Piracy was an ever-present peril for Western merchants and seamen transiting
through the Mediterranean, off American and Caribbean shores and West
Africa, and in the Indian Ocean during a more than 300-year period spanning
from the 16th century through the first three decades of the 19th century.
In The Pirate Wars, author, academic and maritime historian Peter Earle
describes the golden age of piracy, 1715-1725, as the source for much
of the legend surrounding popular pirate icons. However, he declares
the pirate to be often misunderstood.
Earle examines the pirate through previously unused sources, including
records of the British Admiralty, to observe how European and American
governments managed to rid the seas of these plunderers. Seen by Western
cultures as a barbaric, transient foe, pirates were often state-sponsored,
“seeing it as a cheap and effective way of advancing trade and
empire, a policy which can be called piratical imperialism,” he
writes. Communities throughout the world had a vested interest in sustaining
piracy.
Though cutthroat stereotypes of pirates abound from their treatment
of hijacked crewmembers or trade of freed slaves as commodities, these
figures dominated and terrorized nearly every body of water on the globe
and were a formidable threat for even the most powerful navies of the
time. Pirates battled with every major fleet of the western world, including
Spain, England, France and Holland — though the fleets never worked
together to defeat piracy — and are often remembered as folk heroes
who defied imperial establishments
Though piracy is no longer considered a major threat to shipping, marauders
of the open waters are now reinventing themselves on the present-day
ocean, sans eye patches and quirky names, and have become a target of
current navies fighting the war on terrorism.
Also Received:
SAILING INTO THE ABYSS: A True Story of Extreme Heroism on the High
Seas
by William R. Benedetto, New York: Kensington Publishing Corp., March
2005. 254 pp. $23.95.
ISBN: 0-8065-2634-3
The sinking of the SS Badger State, a Merchant Marine vessel sailing
to Vietnam with much-needed munitions in late 1969, is one of the most
shocking episodes in recent American history. Bombs shaken loose in
the ship’s cargo holds during a savage Pacific storm exploded,
sending the Badger State and 26 of its 40-man crew to a watery grave.

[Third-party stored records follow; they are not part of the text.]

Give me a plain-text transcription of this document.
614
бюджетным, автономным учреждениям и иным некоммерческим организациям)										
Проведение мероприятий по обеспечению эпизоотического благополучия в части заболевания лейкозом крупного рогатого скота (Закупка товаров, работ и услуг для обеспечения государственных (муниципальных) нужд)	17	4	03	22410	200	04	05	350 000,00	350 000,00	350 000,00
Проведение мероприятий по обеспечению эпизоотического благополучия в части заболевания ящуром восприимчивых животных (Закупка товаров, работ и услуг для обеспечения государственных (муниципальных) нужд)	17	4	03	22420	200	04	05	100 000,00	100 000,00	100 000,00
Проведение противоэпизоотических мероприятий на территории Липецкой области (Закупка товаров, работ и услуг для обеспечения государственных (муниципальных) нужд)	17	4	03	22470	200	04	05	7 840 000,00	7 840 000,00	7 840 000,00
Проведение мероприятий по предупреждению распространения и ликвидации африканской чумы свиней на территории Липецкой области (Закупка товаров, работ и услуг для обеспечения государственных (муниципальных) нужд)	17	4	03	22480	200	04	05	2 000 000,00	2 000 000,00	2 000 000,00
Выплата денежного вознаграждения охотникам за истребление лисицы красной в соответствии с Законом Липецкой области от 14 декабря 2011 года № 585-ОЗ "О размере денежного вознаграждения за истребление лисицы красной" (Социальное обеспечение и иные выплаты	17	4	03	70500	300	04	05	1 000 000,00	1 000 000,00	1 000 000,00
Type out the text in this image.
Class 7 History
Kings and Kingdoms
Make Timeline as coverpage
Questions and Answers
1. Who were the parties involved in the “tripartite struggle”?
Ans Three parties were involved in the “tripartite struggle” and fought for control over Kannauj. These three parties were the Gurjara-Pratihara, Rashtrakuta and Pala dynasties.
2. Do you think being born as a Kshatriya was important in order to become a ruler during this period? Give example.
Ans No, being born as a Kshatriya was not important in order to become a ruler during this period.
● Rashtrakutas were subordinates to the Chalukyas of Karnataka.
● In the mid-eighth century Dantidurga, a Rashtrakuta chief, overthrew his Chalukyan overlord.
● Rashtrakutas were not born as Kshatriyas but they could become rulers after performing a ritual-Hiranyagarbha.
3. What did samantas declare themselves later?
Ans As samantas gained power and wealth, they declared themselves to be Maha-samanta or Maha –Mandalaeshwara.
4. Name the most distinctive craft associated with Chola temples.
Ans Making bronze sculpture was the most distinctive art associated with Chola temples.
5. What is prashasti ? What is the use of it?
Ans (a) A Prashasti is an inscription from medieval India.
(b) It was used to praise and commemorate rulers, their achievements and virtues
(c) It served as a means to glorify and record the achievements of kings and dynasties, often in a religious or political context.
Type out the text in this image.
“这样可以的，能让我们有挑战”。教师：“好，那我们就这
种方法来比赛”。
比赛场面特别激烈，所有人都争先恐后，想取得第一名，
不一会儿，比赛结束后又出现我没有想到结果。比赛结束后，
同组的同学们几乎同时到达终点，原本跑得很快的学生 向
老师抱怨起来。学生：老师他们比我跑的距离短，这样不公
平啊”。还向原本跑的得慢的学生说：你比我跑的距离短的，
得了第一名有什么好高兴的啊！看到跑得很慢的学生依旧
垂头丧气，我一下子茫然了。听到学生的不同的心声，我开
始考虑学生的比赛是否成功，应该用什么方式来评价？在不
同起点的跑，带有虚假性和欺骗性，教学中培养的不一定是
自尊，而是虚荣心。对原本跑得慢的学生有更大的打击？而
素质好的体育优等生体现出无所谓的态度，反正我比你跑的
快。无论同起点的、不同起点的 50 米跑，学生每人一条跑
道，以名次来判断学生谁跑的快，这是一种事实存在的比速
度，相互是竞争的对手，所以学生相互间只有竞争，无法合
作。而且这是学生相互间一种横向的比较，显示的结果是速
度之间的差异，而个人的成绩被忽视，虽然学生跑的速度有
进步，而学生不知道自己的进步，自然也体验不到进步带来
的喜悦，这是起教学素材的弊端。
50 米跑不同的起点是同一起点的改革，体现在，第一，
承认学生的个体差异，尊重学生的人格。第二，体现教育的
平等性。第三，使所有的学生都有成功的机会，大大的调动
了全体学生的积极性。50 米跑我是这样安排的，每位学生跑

In Sailing Into the Abyss, William R. Benedetto uses eyewitness accounts,
official documents and rare photographs to piece together a minute-by-minute
narrative of the Badger State’s catastrophic encounter with the
sea, giving much-deserved recognition to the heroic crew.
SEIZE THE TRIDENT: The Race for Superliner Supremacy and How It Altered
the Great War
by Douglas R. Burgess, New York: McGraw Hill, May 2005. 296 pp. $24.95.
ISBN: 0-07-143009-1
Seize the Trident examines the nationalistic liner race between England
and Germany during a 30-year period from the late 19th century to the
early 20th century. The narrative incorporates the history of the massive
ocean liners, the military and social history surrounding them, and
the biographies of characters such as tycoon J.P. Morgan, German Kaiser
Wilhelm II, inventor Sir Charles Parsons and shipping magnate Albert
Ballin.
The race was integral to the evolution of naval superiority, heralding
inventions such as the Marconi wireless communication system and the
double hull. The creation of superliners facilitated a wave of immigration
to the United States during the early 20th century that transformed
American society. Most importantly, the race influenced the outcome
of World War I, allowing the U.S. Navy to seize German superliners and
convert them to troop transports, successfully ferrying 2 million soldiers
across the Atlantic in a mere two-month period.
Seapower does not review works of fiction or self-published books.